Il s'agit de porter la répartition entre le moteur et la partie électrique à 60/40 %, au lieu de 50/50.
Une évolution censée faciliter la tâche des pilotes, qui auraient moins à se soucier de la gestion de l'énergie.
La démarche est soutenue par Red Bull. "Nous soutenons toute démarche que le sport souhaite entreprendre pour se rapprocher de qualifications et de courses à fond", déclare Laurent Mekies, le responsable de l'écurie (cité par Motorsport Next Gen Auto). "En tant que Red Bull Ford Powertrains, nous soutenons très certainement ce changement".
D'aucuns se demandent si ce changement n'a pas été décidé juste pour garder Max Verstappen, qui avait fait part de sa frustration par rapport au règlement de 2026 et de son envie d'aller voir ailleurs (d'où sa participation aux 24 H du Nürburgring).
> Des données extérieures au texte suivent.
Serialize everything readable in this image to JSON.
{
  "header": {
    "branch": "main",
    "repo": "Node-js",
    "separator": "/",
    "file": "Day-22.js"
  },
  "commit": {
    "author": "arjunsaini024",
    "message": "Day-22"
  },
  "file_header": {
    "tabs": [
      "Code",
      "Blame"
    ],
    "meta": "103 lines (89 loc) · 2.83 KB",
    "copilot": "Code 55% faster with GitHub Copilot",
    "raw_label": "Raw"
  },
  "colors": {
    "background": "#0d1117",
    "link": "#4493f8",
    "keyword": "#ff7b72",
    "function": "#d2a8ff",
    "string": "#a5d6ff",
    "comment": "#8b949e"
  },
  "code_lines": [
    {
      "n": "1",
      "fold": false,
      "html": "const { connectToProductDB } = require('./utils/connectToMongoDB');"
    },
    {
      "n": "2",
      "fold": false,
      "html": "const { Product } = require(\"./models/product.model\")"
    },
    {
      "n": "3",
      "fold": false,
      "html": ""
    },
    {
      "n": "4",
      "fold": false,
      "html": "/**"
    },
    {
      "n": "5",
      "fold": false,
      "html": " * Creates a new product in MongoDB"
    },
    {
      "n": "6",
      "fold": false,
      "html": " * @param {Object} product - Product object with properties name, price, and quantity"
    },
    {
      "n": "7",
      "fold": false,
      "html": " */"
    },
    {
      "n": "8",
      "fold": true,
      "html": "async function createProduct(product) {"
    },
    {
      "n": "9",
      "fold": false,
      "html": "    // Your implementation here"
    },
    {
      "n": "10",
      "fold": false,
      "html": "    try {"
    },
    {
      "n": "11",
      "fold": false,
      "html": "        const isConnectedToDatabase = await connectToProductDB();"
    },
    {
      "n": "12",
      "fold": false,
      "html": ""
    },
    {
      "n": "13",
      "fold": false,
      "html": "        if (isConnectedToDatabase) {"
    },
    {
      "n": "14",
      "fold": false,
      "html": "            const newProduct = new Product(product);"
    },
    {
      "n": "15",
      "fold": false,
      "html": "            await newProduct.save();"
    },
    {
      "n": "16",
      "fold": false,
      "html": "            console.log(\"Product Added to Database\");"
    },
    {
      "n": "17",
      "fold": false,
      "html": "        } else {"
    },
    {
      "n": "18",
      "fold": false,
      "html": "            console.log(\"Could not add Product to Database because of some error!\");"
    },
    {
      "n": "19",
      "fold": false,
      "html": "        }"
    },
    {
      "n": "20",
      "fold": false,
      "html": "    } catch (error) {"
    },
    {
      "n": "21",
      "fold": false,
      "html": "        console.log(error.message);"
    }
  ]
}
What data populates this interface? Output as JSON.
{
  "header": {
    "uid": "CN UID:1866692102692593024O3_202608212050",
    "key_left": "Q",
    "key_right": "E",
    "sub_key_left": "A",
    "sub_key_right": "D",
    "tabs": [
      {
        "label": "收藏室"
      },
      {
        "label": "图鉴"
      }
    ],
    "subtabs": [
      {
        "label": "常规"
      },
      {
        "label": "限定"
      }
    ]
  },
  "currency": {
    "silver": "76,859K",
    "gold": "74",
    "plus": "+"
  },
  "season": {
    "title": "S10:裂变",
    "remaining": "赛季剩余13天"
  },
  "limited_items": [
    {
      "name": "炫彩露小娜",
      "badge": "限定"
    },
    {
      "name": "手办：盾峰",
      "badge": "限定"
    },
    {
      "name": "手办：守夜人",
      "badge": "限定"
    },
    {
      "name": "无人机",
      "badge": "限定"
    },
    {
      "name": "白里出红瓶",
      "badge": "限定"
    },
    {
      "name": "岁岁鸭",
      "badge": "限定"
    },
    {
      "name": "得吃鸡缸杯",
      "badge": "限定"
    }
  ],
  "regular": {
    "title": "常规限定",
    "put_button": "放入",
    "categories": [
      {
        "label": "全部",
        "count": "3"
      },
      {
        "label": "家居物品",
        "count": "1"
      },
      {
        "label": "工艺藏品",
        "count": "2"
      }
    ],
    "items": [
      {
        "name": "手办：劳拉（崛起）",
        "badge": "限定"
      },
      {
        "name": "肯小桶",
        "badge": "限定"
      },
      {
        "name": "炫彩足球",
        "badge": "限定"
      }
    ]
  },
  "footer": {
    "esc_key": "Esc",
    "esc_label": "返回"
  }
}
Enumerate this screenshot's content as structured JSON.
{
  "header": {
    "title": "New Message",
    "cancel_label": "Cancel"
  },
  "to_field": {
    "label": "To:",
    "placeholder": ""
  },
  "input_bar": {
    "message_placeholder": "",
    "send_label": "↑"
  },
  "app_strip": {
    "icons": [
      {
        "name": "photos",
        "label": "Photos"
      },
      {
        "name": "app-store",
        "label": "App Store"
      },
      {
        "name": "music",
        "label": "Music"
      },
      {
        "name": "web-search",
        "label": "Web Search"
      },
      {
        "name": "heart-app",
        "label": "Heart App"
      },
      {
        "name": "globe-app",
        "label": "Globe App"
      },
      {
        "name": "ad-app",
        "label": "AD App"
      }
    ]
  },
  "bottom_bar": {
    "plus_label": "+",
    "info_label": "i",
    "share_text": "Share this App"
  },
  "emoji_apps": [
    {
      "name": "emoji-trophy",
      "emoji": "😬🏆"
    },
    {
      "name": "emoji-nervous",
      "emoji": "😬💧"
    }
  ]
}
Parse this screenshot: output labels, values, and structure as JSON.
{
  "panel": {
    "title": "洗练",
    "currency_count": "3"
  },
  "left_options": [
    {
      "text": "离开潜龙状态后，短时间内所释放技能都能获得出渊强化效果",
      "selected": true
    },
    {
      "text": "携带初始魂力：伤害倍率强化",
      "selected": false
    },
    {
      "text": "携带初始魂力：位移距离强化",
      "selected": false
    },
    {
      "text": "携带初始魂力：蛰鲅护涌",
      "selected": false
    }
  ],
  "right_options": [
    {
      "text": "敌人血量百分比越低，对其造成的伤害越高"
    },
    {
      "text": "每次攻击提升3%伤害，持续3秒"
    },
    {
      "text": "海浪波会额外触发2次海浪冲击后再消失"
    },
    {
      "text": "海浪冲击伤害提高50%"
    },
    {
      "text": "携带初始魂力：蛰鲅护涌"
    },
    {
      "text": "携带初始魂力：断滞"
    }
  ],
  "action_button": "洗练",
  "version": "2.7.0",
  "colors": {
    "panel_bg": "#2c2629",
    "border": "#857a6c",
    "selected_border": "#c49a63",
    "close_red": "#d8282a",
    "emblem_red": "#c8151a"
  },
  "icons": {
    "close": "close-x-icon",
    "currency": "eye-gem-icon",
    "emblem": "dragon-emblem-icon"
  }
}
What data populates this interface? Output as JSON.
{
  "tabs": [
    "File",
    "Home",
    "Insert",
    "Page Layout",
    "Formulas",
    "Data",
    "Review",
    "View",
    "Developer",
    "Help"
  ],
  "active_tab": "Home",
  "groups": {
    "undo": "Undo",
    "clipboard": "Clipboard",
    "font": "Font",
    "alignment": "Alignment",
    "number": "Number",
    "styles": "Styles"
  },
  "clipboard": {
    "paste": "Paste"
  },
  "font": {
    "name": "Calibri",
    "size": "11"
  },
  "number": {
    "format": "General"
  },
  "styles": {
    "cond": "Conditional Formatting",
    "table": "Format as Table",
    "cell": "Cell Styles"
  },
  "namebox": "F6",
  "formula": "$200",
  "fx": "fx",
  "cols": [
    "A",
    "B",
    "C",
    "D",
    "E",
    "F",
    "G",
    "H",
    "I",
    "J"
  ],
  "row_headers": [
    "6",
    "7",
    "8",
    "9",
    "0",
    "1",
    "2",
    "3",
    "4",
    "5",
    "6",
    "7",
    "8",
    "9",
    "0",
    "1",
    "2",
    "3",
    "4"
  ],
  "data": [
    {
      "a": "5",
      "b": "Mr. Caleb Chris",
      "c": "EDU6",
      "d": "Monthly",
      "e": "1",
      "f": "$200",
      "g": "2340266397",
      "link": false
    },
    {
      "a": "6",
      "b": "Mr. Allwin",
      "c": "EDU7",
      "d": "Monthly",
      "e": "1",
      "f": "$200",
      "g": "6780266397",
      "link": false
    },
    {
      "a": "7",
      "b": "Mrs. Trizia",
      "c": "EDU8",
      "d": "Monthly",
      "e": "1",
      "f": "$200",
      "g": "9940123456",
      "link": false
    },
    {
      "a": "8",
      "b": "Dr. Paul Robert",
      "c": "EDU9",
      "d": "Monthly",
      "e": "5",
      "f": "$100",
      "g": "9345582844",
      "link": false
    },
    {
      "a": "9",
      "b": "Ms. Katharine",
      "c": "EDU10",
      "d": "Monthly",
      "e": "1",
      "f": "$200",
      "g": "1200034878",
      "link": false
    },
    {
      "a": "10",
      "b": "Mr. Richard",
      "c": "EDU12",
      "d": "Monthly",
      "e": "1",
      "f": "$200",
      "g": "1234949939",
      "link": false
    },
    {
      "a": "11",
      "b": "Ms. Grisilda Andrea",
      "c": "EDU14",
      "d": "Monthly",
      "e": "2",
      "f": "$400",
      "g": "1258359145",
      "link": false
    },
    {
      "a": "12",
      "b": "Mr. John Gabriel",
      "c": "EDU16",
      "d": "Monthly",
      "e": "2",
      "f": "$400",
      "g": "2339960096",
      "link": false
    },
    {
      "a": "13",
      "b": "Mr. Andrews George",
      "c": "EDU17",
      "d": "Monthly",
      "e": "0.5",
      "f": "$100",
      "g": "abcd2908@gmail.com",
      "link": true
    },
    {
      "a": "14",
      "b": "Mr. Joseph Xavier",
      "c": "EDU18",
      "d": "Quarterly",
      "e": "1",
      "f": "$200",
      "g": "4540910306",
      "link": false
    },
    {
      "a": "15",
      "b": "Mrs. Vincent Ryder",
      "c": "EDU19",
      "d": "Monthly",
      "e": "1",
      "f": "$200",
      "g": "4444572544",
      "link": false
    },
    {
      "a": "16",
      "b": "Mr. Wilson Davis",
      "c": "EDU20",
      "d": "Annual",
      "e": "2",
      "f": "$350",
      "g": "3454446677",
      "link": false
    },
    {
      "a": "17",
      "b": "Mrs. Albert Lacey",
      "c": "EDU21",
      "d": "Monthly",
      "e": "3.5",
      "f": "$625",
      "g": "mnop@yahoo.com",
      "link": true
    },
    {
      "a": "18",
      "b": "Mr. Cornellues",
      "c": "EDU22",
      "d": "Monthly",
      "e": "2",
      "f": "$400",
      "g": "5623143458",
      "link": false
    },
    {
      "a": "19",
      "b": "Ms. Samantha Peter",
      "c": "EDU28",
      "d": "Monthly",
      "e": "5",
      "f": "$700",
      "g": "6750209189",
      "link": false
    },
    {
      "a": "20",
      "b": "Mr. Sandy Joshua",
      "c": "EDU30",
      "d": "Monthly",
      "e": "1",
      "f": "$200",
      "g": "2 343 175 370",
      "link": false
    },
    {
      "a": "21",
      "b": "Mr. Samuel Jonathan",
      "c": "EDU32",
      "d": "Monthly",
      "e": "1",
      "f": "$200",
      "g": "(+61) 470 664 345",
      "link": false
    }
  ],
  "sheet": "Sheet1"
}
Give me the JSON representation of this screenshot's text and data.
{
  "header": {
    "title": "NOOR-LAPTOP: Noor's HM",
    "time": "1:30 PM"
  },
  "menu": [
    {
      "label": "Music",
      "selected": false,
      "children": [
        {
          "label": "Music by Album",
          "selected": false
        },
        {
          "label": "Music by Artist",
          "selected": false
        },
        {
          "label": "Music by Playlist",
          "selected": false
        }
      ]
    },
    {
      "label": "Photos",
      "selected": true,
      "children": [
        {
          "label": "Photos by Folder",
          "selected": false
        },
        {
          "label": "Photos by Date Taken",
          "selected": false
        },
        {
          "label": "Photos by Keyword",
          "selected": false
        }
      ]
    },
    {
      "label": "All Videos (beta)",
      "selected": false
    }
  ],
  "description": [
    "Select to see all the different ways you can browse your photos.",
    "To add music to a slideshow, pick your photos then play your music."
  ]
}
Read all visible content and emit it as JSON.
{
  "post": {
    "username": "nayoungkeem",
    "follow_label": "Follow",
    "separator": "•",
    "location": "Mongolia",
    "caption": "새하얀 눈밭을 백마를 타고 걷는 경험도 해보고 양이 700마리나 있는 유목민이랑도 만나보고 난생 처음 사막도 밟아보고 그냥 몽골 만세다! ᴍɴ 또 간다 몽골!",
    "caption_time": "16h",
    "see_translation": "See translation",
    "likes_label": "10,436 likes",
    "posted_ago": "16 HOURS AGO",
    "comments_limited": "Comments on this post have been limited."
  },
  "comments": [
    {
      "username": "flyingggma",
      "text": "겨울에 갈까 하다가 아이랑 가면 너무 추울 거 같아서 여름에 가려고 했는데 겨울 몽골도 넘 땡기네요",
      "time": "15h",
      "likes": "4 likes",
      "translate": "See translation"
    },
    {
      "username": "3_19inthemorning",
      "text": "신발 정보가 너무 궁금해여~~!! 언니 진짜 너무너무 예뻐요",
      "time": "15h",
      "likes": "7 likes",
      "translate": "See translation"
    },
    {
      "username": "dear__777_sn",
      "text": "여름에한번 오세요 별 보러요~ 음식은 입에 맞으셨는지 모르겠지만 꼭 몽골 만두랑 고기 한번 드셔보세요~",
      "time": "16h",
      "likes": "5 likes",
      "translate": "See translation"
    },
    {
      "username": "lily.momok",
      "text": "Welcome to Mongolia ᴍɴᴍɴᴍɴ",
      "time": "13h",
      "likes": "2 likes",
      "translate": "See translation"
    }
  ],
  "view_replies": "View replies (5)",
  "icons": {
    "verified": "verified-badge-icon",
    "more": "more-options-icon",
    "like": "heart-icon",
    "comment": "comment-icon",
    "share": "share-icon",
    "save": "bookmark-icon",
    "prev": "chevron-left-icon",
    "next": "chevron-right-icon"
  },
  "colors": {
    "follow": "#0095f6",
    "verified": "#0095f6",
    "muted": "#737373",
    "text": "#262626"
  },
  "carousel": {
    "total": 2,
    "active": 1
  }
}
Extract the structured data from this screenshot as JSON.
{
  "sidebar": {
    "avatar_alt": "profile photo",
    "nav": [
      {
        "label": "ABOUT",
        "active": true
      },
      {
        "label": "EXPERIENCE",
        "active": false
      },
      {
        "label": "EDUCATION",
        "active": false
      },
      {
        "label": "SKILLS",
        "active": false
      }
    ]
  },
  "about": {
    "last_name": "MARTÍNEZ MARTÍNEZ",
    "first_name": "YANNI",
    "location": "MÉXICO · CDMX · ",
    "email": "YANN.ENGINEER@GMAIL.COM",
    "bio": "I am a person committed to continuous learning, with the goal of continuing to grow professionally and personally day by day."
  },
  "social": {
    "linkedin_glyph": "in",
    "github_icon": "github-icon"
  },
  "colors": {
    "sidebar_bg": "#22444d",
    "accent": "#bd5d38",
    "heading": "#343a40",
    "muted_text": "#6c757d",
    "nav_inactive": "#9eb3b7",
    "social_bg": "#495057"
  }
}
Le problème est que ce changement de répartition va avoir des effets en cascade. Les motoristes doivent revoir un certain nombre de paramètres (architecture, refroidissement) et engager des dépenses. Il faut par exemple augmenter le débit en carburant et prévoir des réservoirs plus grands. A moins que... Une idée serait de réduire la distance des Grands Prix sur les circuits les plus exigeants en consommation pour maintenir la taille actuelle des réservoirs.
Pour le moment, il y a des réticences. Et certaines écuries, notamment Audi qui vient d'arriver, préfèreraient attendre 2028.
Une fois de plus, la F1 devient très politique alors qu'elle avait une opportunité de montrer qu'elle savait s'adapter à un contexte qui exige plus d'exemplarité de la part du sport auto.